Pagati 8,8 milioni £ per il disegno di orso leonardesco. L’opera supera di poco la quotazione minima, compresa tra 8 e 12 milioni, ma batte il record dello studio “Cavallo e cavaliere”.


Per un disegno di orso Leonardo vale 13 milioni


Com’è andata l’asta del disegno di orso leonardesco?

Il banditore ha cominciato l’incanto dalla cifra di 4 milioni £, inferiore alla quotazione stabilita. Una stima che considerava l’autore del disegno, sempre ricercato, e il valore del lavoro, tra i pochi ad essere in mano a collezionisti privati. Infatti, la maggior parte delle opere grafiche autografe di Leonardo si trovano nelle collezioni British royal e Devorshire. Le offerte si sono fermate a 8.857.500 coi buyer’s premium e alcune biddate al telefono.

Il collezionismo e il disegno “Testa di orso”

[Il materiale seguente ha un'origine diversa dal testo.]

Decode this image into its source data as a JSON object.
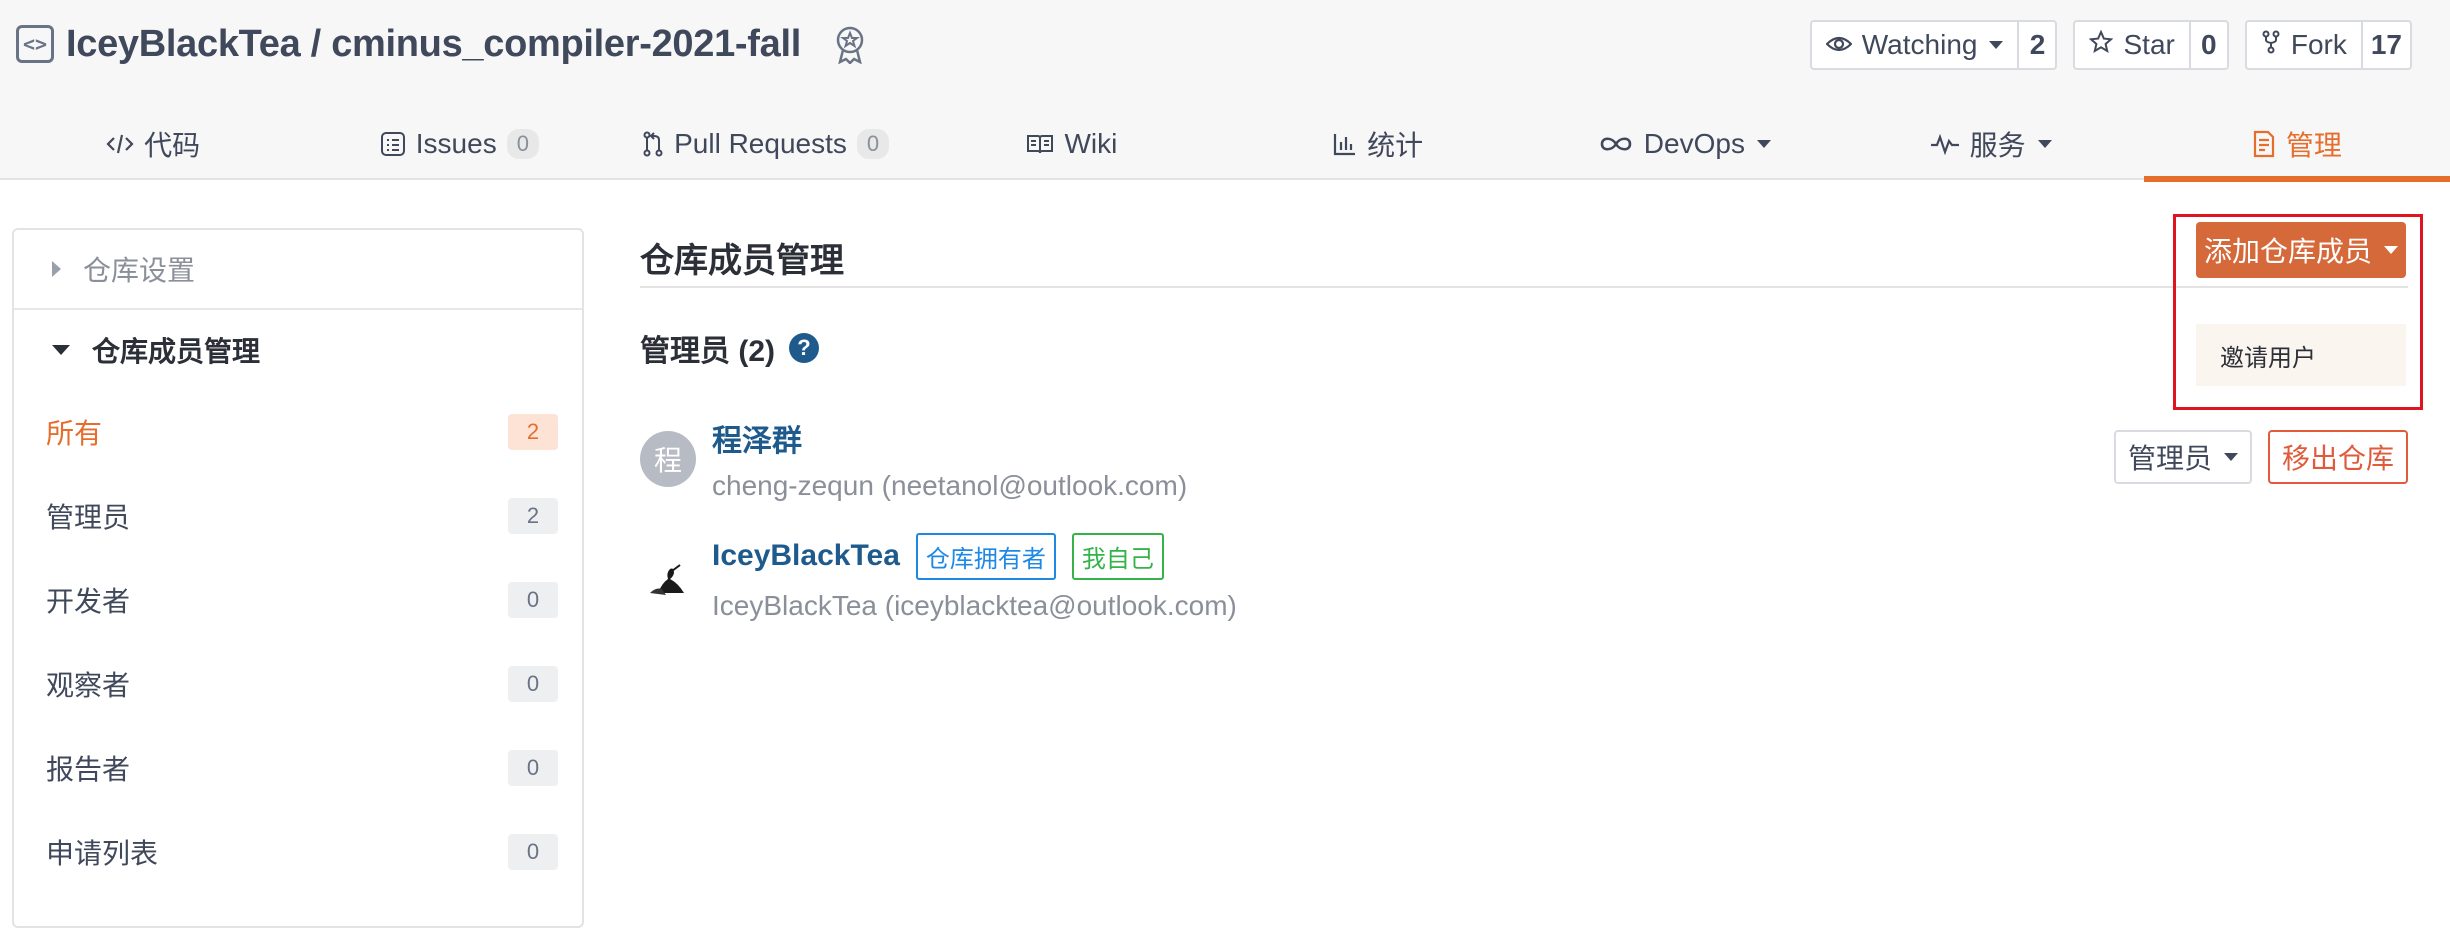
{
  "repo": {
    "icon": "code-repo-icon",
    "title": "IceyBlackTea / cminus_compiler-2021-fall",
    "badge_icon": "award-badge-icon"
  },
  "actions": {
    "watch": {
      "label": "Watching",
      "count": "2",
      "icon": "eye-icon"
    },
    "star": {
      "label": "Star",
      "count": "0",
      "icon": "star-icon"
    },
    "fork": {
      "label": "Fork",
      "count": "17",
      "icon": "fork-icon"
    }
  },
  "tabs": [
    {
      "label": "代码",
      "icon": "code-icon"
    },
    {
      "label": "Issues",
      "count": "0",
      "icon": "issue-icon"
    },
    {
      "label": "Pull Requests",
      "count": "0",
      "icon": "pull-request-icon"
    },
    {
      "label": "Wiki",
      "icon": "book-icon"
    },
    {
      "label": "统计",
      "icon": "bar-chart-icon"
    },
    {
      "label": "DevOps",
      "icon": "infinity-icon"
    },
    {
      "label": "服务",
      "icon": "pulse-icon"
    },
    {
      "label": "管理",
      "icon": "document-icon",
      "active": true
    }
  ],
  "sidebar": {
    "settings": "仓库设置",
    "members": "仓库成员管理",
    "items": [
      {
        "label": "所有",
        "count": "2",
        "active": true
      },
      {
        "label": "管理员",
        "count": "2"
      },
      {
        "label": "开发者",
        "count": "0"
      },
      {
        "label": "观察者",
        "count": "0"
      },
      {
        "label": "报告者",
        "count": "0"
      },
      {
        "label": "申请列表",
        "count": "0"
      }
    ]
  },
  "main": {
    "title": "仓库成员管理",
    "add_button": "添加仓库成员",
    "dropdown_item": "邀请用户",
    "group_title": "管理员 (2)",
    "members": [
      {
        "avatar_char": "程",
        "name": "程泽群",
        "sub": "cheng-zequn (neetanol@outlook.com)",
        "role": "管理员",
        "remove": "移出仓库"
      },
      {
        "name": "IceyBlackTea",
        "tag_owner": "仓库拥有者",
        "tag_self": "我自己",
        "sub": "IceyBlackTea (iceyblacktea@outlook.com)"
      }
    ]
  },
  "colors": {
    "accent": "#e66e2d",
    "link": "#1e5b8c",
    "highlight": "#e0141e"
  }
}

Tra Settecento e Ottocento l’opera di Leonardo faceva parte della collezione di disegni di Sir Thomas Lawrence. Una raccolta importante che riuniva molti maestri del passato, creata da un estimatori d’arte. Alla morte del proprietario nel 1830, “Testa di orso” diventa di proprietà del mercante Samuel Woodburn che la vende a Christie’s nel 1860 per 2,50 £. Agli inizi del Novecento il capitano Norman Robert Collie ha tra le mani il lavoro vinciano. La raffigurazione dell’animale arricchisce la sua bacheca d’arte insieme alla riproduzione di una testa di medusa di Raffaello.

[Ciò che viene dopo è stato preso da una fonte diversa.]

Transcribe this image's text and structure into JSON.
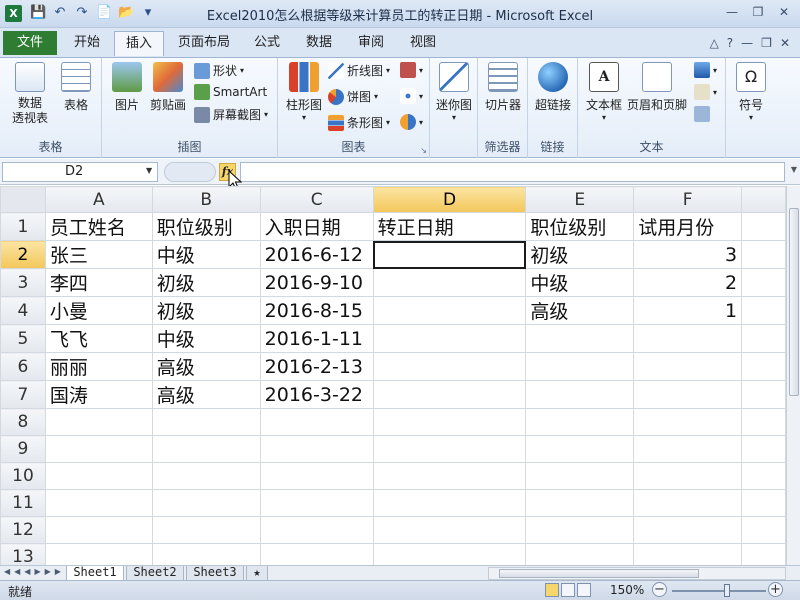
{
  "window": {
    "title": "Excel2010怎么根据等级来计算员工的转正日期 - Microsoft Excel",
    "app_icon_letter": "X"
  },
  "tabs": {
    "file": "文件",
    "items": [
      "开始",
      "插入",
      "页面布局",
      "公式",
      "数据",
      "审阅",
      "视图"
    ],
    "active": "插入"
  },
  "ribbon": {
    "groups": {
      "tables": {
        "label": "表格",
        "pivot": "数据\n透视表",
        "table": "表格"
      },
      "illustrations": {
        "label": "插图",
        "picture": "图片",
        "clipart": "剪贴画",
        "shapes": "形状",
        "smartart": "SmartArt",
        "screenshot": "屏幕截图"
      },
      "charts": {
        "label": "图表",
        "column": "柱形图",
        "line": "折线图",
        "pie": "饼图",
        "bar": "条形图"
      },
      "sparklines": {
        "label": "",
        "sparkline": "迷你图"
      },
      "filters": {
        "label": "筛选器",
        "slicer": "切片器"
      },
      "links": {
        "label": "链接",
        "hyperlink": "超链接"
      },
      "text": {
        "label": "文本",
        "textbox": "文本框",
        "headerfooter": "页眉和页脚"
      },
      "symbols": {
        "label": "",
        "symbol": "符号"
      }
    }
  },
  "formula_bar": {
    "name_box": "D2",
    "fx_label": "fx",
    "formula": ""
  },
  "sheet": {
    "columns": [
      "A",
      "B",
      "C",
      "D",
      "E",
      "F"
    ],
    "selected_cell": "D2",
    "rows": [
      [
        "员工姓名",
        "职位级别",
        "入职日期",
        "转正日期",
        "职位级别",
        "试用月份"
      ],
      [
        "张三",
        "中级",
        "2016-6-12",
        "",
        "初级",
        "3"
      ],
      [
        "李四",
        "初级",
        "2016-9-10",
        "",
        "中级",
        "2"
      ],
      [
        "小曼",
        "初级",
        "2016-8-15",
        "",
        "高级",
        "1"
      ],
      [
        "飞飞",
        "中级",
        "2016-1-11",
        "",
        "",
        ""
      ],
      [
        "丽丽",
        "高级",
        "2016-2-13",
        "",
        "",
        ""
      ],
      [
        "国涛",
        "高级",
        "2016-3-22",
        "",
        "",
        ""
      ],
      [
        "",
        "",
        "",
        "",
        "",
        ""
      ],
      [
        "",
        "",
        "",
        "",
        "",
        ""
      ],
      [
        "",
        "",
        "",
        "",
        "",
        ""
      ],
      [
        "",
        "",
        "",
        "",
        "",
        ""
      ],
      [
        "",
        "",
        "",
        "",
        "",
        ""
      ],
      [
        "",
        "",
        "",
        "",
        "",
        ""
      ]
    ],
    "row_numbers": [
      "1",
      "2",
      "3",
      "4",
      "5",
      "6",
      "7",
      "8",
      "9",
      "10",
      "11",
      "12",
      "13"
    ]
  },
  "sheet_tabs": [
    "Sheet1",
    "Sheet2",
    "Sheet3"
  ],
  "active_sheet": "Sheet1",
  "status": {
    "mode": "就绪",
    "zoom": "150%",
    "zoom_value": 1.5
  },
  "colors": {
    "file_tab": "#2e7d32",
    "active_header": "#f3c75a",
    "fx_button": "#f6d66a"
  }
}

L’asta londinese da Christie’s

“Testa di orso” è quindi il disegno più costoso battuto all’asta, avendo superato la cifra di “Cavallo e cavaliere”. Un’altra opera di Leonardo, realizzata per l'”Adorazione dei Magi” che nel 2001 ha trovato l’acquirente che ha speso di 8,1 milioni £. Thomas Kaplan ha acquistato il lotto per la sua collezione che comprende anche alcuni dipinti di Rembrandt e un ritratto di Vermeer. All’asta c’erano anche un calamaio dell’argentiere di Carlo I (1.942.500 £) e un manoscritto di Isaac Newton. «Philosophiae naturalis principia mathematica» è andato a 1.400.000 £, superiore alla stima che arrivava al massimo a 900mila. Poi per un pezzo del meteorite di Fukang i collezionisti hanno pagato 420.000 £.